社長を目指す方程式

逆説的に部下をやる気にさせてしまう“ヤバい”行動経済学 (3/4ページ)

井上和幸
井上和幸

 心理学者ツァイガルニクの行った実験によれば、作業タスクを途中で中断させることで、作業を継続したチームに比べて中断させられたチームは2倍、その作業について後々鮮明に記憶していたそうです。更にこれを発展させたいくつかの実験では、同様の作業中断で、興味関心が高まることが分かったと。

 私たちは日常、このツァイガルニク効果に“ヤラれて”います。それは、「続きはCMのあとで」「詳しくはWEBで」。「おいおい、続き見せてくれよ!」、と時にムッとしながらも、続きが気になってCM明けまでテレビに釘付けにされたり、スマホでサイト検索に行ったりしてしまいますよね。

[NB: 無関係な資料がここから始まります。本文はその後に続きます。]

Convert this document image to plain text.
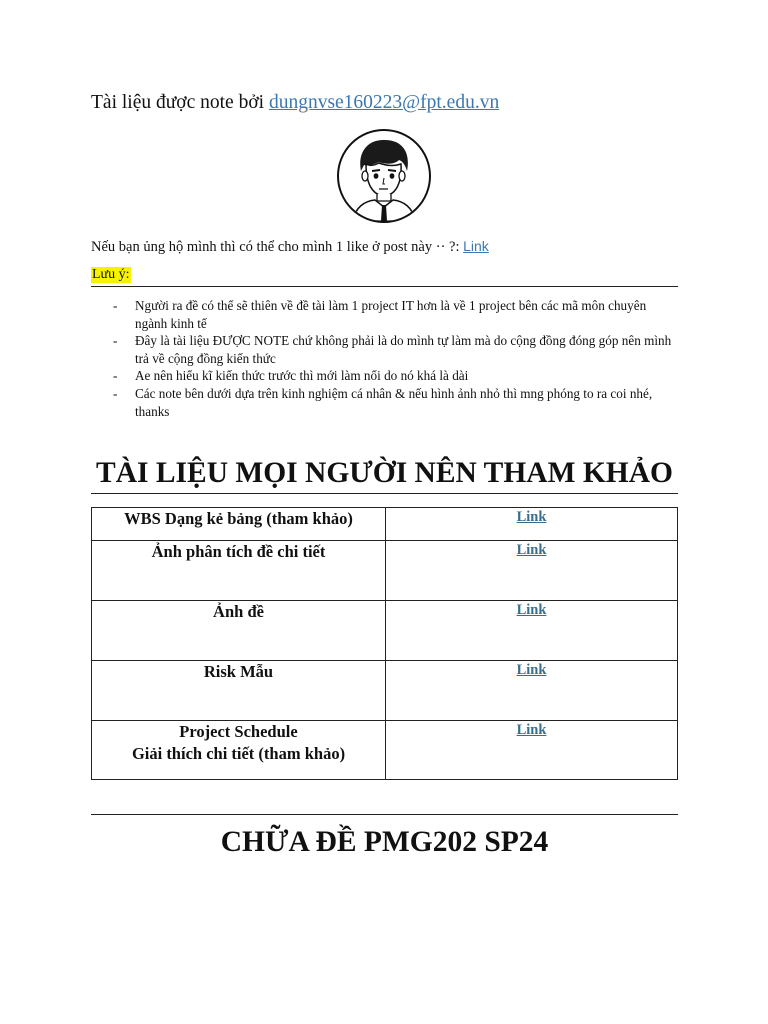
Tài liệu được note bởi dungnvse160223@fpt.edu.vn
Nếu bạn ủng hộ mình thì có thể cho mình 1 like ở post này ·· ?: Link
Lưu ý:
- Người ra đề có thể sẽ thiên về đề tài làm 1 project IT hơn là về 1 project bên các mã môn chuyên ngành kinh tế
- Đây là tài liệu ĐƯỢC NOTE chứ không phải là do mình tự làm mà do cộng đồng đóng góp nên mình trả về cộng đồng kiến thức
- Ae nên hiểu kĩ kiến thức trước thì mới làm nổi do nó khá là dài
- Các note bên dưới dựa trên kinh nghiệm cá nhân & nếu hình ảnh nhỏ thì mng phóng to ra coi nhé, thanks
TÀI LIỆU MỌI NGƯỜI NÊN THAM KHẢO
WBS Dạng kẻ bảng (tham khảo)	Link
Ảnh phân tích đề chi tiết	Link
Ảnh đề	Link
Risk Mẫu	Link

Project Schedule
Giải thích chi tiết (tham khảo)	Link
CHỮA ĐỀ PMG202 SP24
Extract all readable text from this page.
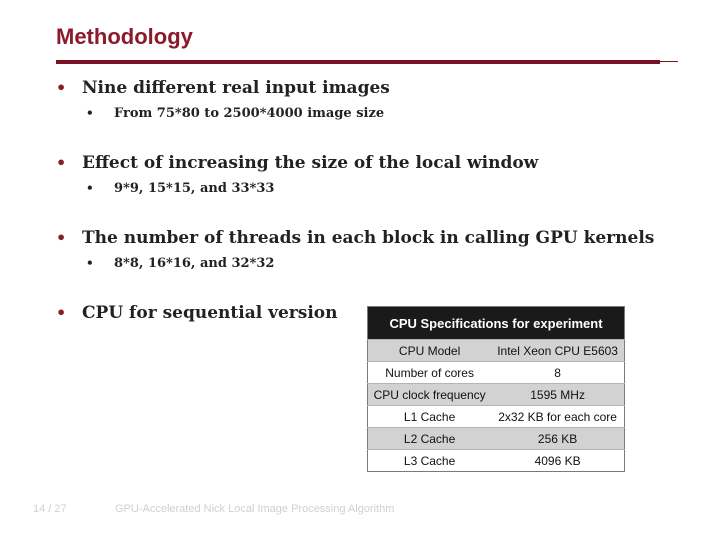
Methodology
• Nine different real input images
• From 75*80 to 2500*4000 image size
• Effect of increasing the size of the local window
• 9*9, 15*15, and 33*33
• The number of threads in each block in calling GPU kernels
• 8*8, 16*16, and 32*32
• CPU for sequential version	CPU Specifications for experiment	
CPU Model	Intel Xeon CPU E5603
Number of cores	8
CPU clock frequency	1595 MHz
L1 Cache	2x32 KB for each core
L2 Cache	256 KB
L3 Cache	4096 KB
14 / 27	GPU-Accelerated Nick Local Image Processing Algorithm
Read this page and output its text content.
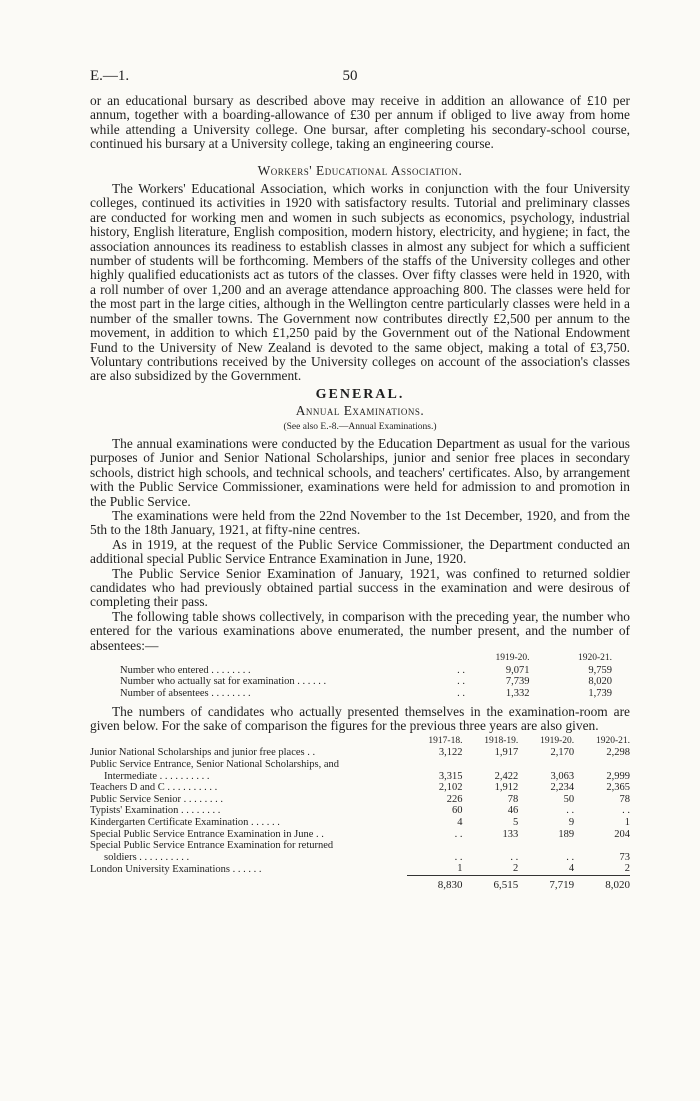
E.—1.	50

or an educational bursary as described above may receive in addition an allowance of £10 per annum, together with a boarding-allowance of £30 per annum if obliged to live away from home while attending a University college. One bursar, after completing his secondary-school course, continued his bursary at a University college, taking an engineering course.

Workers' Educational Association.

The Workers' Educational Association, which works in conjunction with the four University colleges, continued its activities in 1920 with satisfactory results. Tutorial and preliminary classes are conducted for working men and women in such subjects as economics, psychology, industrial history, English literature, English composition, modern history, electricity, and hygiene; in fact, the association announces its readiness to establish classes in almost any subject for which a sufficient number of students will be forthcoming. Members of the staffs of the University colleges and other highly qualified educationists act as tutors of the classes. Over fifty classes were held in 1920, with a roll number of over 1,200 and an average attendance approaching 800. The classes were held for the most part in the large cities, although in the Wellington centre particularly classes were held in a number of the smaller towns. The Government now contributes directly £2,500 per annum to the movement, in addition to which £1,250 paid by the Government out of the National Endowment Fund to the University of New Zealand is devoted to the same object, making a total of £3,750. Voluntary contributions received by the University colleges on account of the association's classes are also subsidized by the Government.

GENERAL.
Annual Examinations.
(See also E.-8.—Annual Examinations.)

The annual examinations were conducted by the Education Department as usual for the various purposes of Junior and Senior National Scholarships, junior and senior free places in secondary schools, district high schools, and technical schools, and teachers' certificates. Also, by arrangement with the Public Service Commissioner, examinations were held for admission to and promotion in the Public Service.

The examinations were held from the 22nd November to the 1st December, 1920, and from the 5th to the 18th January, 1921, at fifty-nine centres.

As in 1919, at the request of the Public Service Commissioner, the Department conducted an additional special Public Service Entrance Examination in June, 1920.

The Public Service Senior Examination of January, 1921, was confined to returned soldier candidates who had previously obtained partial success in the examination and were desirous of completing their pass.

The following table shows collectively, in comparison with the preceding year, the number who entered for the various examinations above enumerated, the number present, and the number of absentees:—

		1919-20.	1920-21.
Number who entered . . . . . . . .	. .	9,071	9,759
Number who actually sat for examination . . . . . .	. .	7,739	8,020
Number of absentees . . . . . . . .	. .	1,332	1,739

The numbers of candidates who actually presented themselves in the examination-room are given below. For the sake of comparison the figures for the previous three years are also given.

	1917-18.	1918-19.	1919-20.	1920-21.
Junior National Scholarships and junior free places . .	3,122	1,917	2,170	2,298
Public Service Entrance, Senior National Scholarships, and				
Intermediate . . . . . . . . . .	3,315	2,422	3,063	2,999
Teachers D and C . . . . . . . . . .	2,102	1,912	2,234	2,365
Public Service Senior . . . . . . . .	226	78	50	78
Typists' Examination . . . . . . . .	60	46	. .	. .
Kindergarten Certificate Examination . . . . . .	4	5	9	1
Special Public Service Entrance Examination in June . .	. .	133	189	204
Special Public Service Entrance Examination for returned				
soldiers . . . . . . . . . .	. .	. .	. .	73
London University Examinations . . . . . .	1	2	4	2
	8,830	6,515	7,719	8,020
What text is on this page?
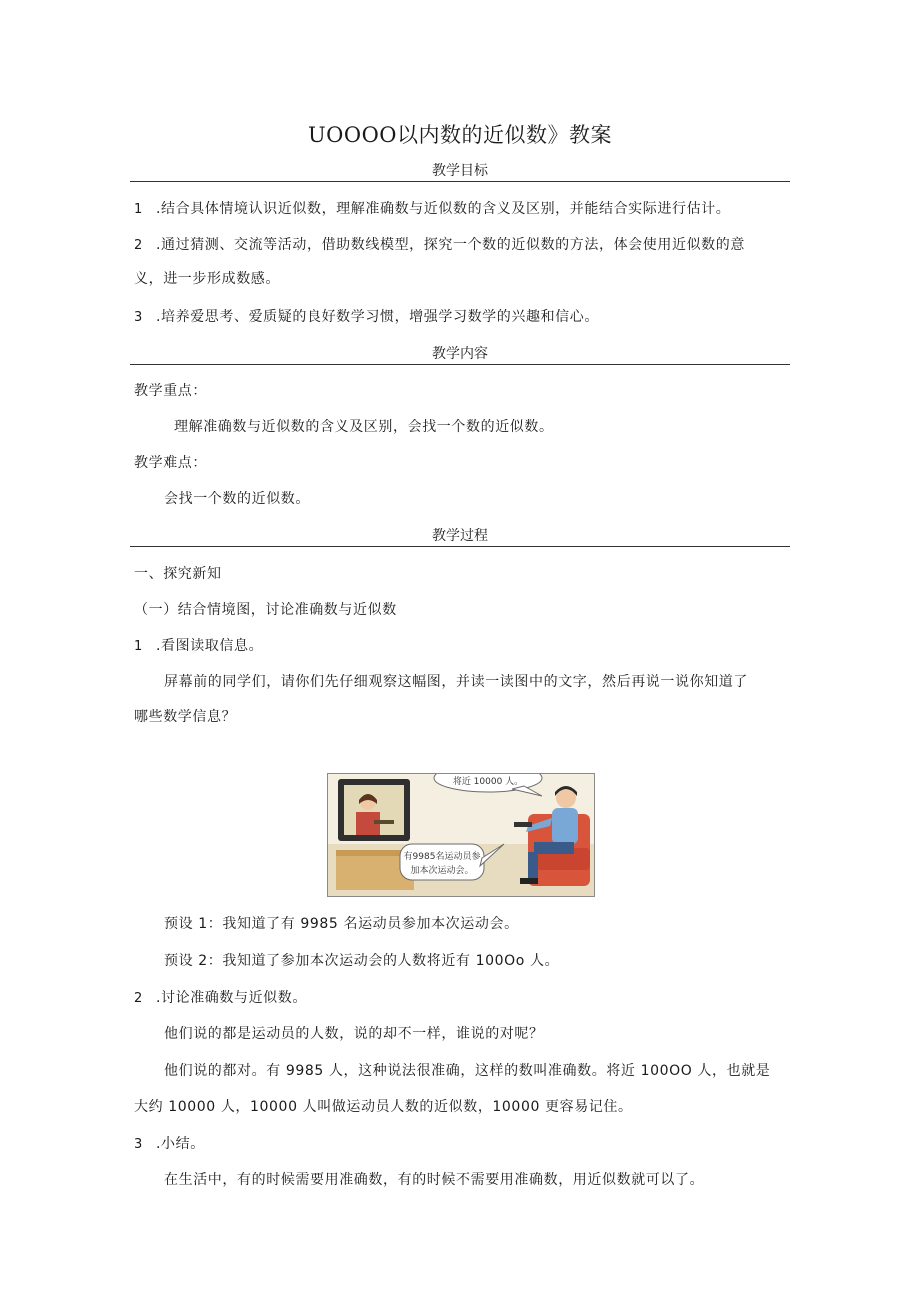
UOOOO以内数的近似数》教案
教学目标
1 .结合具体情境认识近似数，理解准确数与近似数的含义及区别，并能结合实际进行估计。
2 .通过猜测、交流等活动，借助数线模型，探究一个数的近似数的方法，体会使用近似数的意
义，进一步形成数感。
3 .培养爱思考、爱质疑的良好数学习惯，增强学习数学的兴趣和信心。
教学内容
教学重点：
理解准确数与近似数的含义及区别，会找一个数的近似数。
教学难点：
会找一个数的近似数。
教学过程
一、探究新知
（一）结合情境图，讨论准确数与近似数
1 .看图读取信息。
屏幕前的同学们，请你们先仔细观察这幅图，并读一读图中的文字，然后再说一说你知道了
哪些数学信息？
将近 10000 人。
有9985名运动员参
加本次运动会。
预设 1：我知道了有 9985 名运动员参加本次运动会。
预设 2：我知道了参加本次运动会的人数将近有 100Oo 人。
2 .讨论准确数与近似数。
他们说的都是运动员的人数，说的却不一样，谁说的对呢？
他们说的都对。有 9985 人，这种说法很准确，这样的数叫准确数。将近 100OO 人，也就是
大约 10000 人，10000 人叫做运动员人数的近似数，10000 更容易记住。
3 .小结。
在生活中，有的时候需要用准确数，有的时候不需要用准确数，用近似数就可以了。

 ノッている仕事を強制終了させられたことで、部下はその仕事への注視度合いとコミットメントを高めます。帰宅後、翌日朝まで「続きはこうやってやろう」「関係する情報、ネットや本で調べておこう」という思考・行動が発生し、翌日出社後、猛然と昨日の続きに取りかかってくれることでしょう。

 「サンクコスト効果」「保有効果」で惰性や慣れに刺激

 人は、ある程度まで進めたことを途中で捨てることに心理的な抵抗を持ちます。私は漫画も良く読むのですが(現在、30タイトルほど単行本で追っています)、その中の何タイトルかは途中で話がつまらなくなってしまっているにも関わらず、「でも25巻まで読んでるしなぁ」とそのままその後の続刊を発売されては買い続け、義務のように読んでいるものがあります…。

 プロジェクトワークなどが長期化してくると、悪意なくだれてきたり飽きてきたりするものです。そんな折に、上司の隠し玉として使える心理テクニックをご紹介します。